Türkiye’yi yakından ilgilendiriyor
Rusya iktisadında yaşanan dertlerin Türkiye’yi her alanda etkileyebileceğini anlatan ekonomist Dr. Burcu Aydın Özüdoğru şöyle konuştu:
“Bu tesirlerden birisi de finansal kırılganlık göstergeleri. Aslında bunu da görmeye başladık. Geçtiğimiz hafta Rusya’nın Ukrayna’yı işgali ile birlikte Türk Lirası Dolar karşısında süratle paha kaybetti. Şu an biraz toparlanma olsa da kıymetli bir riski işaret ediyor. Ayrıyeten şu basamakta değerli risklerden birisi de kur muhafazalı mevduat sistemi üzerinden üstlenilen garantiler. Son bilgilere nazaran sistemde yaklaşık 470 milyar lira birikti. Örnek vermek gerekirse kur yahut altına karşı verilen garantilerde mevduat faiz oranı yüzde 14-17. Orada kurun her bir puanlık yükselişi kamu maliyesi açısından 5 milyar dolarlık maliyet demek.”
“Enflasyonu tetikler”
Doğalgaz, petrol ve kurdaki üst taraflı çıkışın enflasyon üzerindeki baskıyı arttıracağını belirten Özüdoğru, Türkiye’nin, Rusya ve Ukrayna’dan değerli ölçüde tahıl ithal ettiğini hatırlattı. Her ülkede uzun sürecek problemlerin Türkiye’deki besin fiyatlarının üzerinde de olumsuz tesiri olabileceğini söyleyen Özüdoğru, “Ayrıca turizmde de kıymetli bir kayıp kelam konusu. Tüm bunlar iktisadın her alanında kendini gösterebilir” dedi.

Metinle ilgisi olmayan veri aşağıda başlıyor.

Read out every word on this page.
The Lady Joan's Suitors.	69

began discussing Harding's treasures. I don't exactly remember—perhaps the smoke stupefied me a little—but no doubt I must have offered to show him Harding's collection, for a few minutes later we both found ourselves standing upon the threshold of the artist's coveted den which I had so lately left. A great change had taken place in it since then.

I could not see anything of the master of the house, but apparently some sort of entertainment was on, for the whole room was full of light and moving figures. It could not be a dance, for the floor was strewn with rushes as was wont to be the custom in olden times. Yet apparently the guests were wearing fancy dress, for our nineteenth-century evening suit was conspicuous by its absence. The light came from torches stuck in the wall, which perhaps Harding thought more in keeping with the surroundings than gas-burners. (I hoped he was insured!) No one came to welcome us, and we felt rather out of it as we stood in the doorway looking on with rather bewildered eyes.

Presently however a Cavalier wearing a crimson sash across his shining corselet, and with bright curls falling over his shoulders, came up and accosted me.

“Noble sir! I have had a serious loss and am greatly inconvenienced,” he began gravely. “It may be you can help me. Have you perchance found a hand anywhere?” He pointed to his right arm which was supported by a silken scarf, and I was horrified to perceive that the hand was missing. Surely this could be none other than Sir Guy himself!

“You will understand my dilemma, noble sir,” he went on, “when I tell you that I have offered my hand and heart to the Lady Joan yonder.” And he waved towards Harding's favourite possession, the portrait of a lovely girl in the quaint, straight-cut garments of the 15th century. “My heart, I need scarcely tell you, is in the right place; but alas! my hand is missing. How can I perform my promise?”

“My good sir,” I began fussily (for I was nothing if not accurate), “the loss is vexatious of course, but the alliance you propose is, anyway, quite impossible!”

Peki Rusya ile ticarette lokal parayla ticaret bu bahiste bir rahatlama sağlayabilir mi?
“Yerel para ile daha zor”
Dolar ve Euro’nun memleketler arası ticarette vazgeçilmez bir tartısının bulunduğunu lisana getiren Özüdoğru, şöyle konuştu:
“Hatırlarsanız İran’a uygulanan yaptırımlar nedeniyle Halkbank ABD’de önemli suçlamalarla karşı karşıya kalmıştı. Ticarette buna dikkat edilecektir. Türkiye, Ruble üzere farklı para ünitelerine yönelebilir ancak burada Dolar ve Euro’nun dışına çıkması da kısa vadede pek mümkün değil üzere görünüyor. Bu geçiş çok kolay olmayacaktır.”

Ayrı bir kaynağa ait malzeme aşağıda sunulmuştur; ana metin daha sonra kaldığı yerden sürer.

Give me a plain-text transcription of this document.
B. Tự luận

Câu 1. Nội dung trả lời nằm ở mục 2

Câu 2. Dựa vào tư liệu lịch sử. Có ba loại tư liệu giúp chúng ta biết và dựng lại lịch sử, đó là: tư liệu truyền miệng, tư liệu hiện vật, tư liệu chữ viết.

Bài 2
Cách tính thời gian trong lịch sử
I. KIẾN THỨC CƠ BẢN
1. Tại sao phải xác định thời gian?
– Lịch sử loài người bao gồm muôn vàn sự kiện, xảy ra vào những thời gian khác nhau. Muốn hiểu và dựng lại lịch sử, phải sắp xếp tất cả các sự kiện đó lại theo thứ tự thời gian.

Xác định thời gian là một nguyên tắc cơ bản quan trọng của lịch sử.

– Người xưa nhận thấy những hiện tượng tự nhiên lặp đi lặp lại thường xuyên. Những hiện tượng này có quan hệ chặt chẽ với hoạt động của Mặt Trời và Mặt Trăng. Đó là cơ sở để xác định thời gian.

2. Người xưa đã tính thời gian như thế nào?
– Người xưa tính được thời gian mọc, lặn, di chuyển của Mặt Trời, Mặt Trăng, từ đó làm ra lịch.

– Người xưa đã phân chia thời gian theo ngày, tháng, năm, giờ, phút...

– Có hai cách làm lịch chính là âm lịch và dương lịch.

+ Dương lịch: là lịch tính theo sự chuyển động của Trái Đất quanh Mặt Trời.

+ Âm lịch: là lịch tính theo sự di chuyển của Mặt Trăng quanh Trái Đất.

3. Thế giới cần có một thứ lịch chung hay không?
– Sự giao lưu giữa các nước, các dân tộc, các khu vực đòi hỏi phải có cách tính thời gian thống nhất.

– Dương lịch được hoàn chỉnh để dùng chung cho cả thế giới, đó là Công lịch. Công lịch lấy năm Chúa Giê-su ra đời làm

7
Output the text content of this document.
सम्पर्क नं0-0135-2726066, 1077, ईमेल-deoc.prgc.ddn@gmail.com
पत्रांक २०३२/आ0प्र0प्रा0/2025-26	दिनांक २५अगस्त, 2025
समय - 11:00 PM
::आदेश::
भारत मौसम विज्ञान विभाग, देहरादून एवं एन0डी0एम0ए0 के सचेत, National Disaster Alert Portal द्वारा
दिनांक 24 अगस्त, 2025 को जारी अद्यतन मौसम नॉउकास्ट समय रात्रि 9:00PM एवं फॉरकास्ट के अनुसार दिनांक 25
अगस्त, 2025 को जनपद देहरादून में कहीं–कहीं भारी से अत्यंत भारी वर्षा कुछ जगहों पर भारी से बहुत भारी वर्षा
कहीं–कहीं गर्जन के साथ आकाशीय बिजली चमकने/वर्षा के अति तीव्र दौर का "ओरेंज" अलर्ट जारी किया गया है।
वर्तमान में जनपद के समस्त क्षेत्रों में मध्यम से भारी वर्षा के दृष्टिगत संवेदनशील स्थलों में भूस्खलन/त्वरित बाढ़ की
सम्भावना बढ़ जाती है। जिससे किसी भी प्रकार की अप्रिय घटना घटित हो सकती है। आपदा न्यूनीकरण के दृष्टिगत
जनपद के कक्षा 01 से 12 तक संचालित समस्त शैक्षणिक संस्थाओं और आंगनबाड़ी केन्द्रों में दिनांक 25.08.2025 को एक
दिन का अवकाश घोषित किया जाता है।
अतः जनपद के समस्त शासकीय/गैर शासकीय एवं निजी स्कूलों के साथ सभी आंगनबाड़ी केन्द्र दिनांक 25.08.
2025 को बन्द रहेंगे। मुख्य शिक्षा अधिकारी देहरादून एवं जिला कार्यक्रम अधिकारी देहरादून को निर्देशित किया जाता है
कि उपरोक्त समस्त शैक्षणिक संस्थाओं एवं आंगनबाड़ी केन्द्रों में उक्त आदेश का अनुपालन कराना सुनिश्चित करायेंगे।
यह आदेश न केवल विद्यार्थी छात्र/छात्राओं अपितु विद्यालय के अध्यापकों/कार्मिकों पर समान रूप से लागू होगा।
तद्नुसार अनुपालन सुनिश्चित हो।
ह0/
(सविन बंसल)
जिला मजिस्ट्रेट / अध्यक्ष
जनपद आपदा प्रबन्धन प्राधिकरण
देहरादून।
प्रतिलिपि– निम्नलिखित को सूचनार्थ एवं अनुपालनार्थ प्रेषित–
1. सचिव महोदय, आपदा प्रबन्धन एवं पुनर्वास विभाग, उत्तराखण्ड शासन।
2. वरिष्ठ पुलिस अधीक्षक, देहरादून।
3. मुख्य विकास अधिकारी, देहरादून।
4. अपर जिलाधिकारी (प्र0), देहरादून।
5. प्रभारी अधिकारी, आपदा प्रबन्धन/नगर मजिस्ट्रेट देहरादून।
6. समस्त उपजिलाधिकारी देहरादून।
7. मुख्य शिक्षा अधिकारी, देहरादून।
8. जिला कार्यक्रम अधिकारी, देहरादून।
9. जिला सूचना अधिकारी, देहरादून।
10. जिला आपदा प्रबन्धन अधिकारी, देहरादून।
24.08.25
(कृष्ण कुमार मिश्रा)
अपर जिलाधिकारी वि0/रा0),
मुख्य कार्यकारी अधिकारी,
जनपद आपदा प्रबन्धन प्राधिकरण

Rusya’nın üzerinde önemli tesiri olacak
Son olarak Rusya’ya uygulanacak yaptırımların Rus finansal sistemi üzerindeki önemli tesir bırakacağını vurgulayan Özüdoğru bunları şöyle açıkladı:
“Rusya Merkez Bankası faiz oranlarını yüzde 9.5 düzeyinden yüzde 20’ye çıkardı. Lakin buna karşın Ruble, Dolara karşı yüzde 30’a yakın kıymet kaybetti. Yaptırımlar, Rus halkının bankacılık sistemine olan inancını de etkileyecek. Bilhassa SWIFT engellemesi bu hususta bir bankacılık krizine ve Ruble’nin daha da süratli kıymet kaybetmesine neden olabilir. Lakin dileğimiz barış müzakerelerinin başlaması ve bu tesirlerin de yaşanmaması” diye konuştu.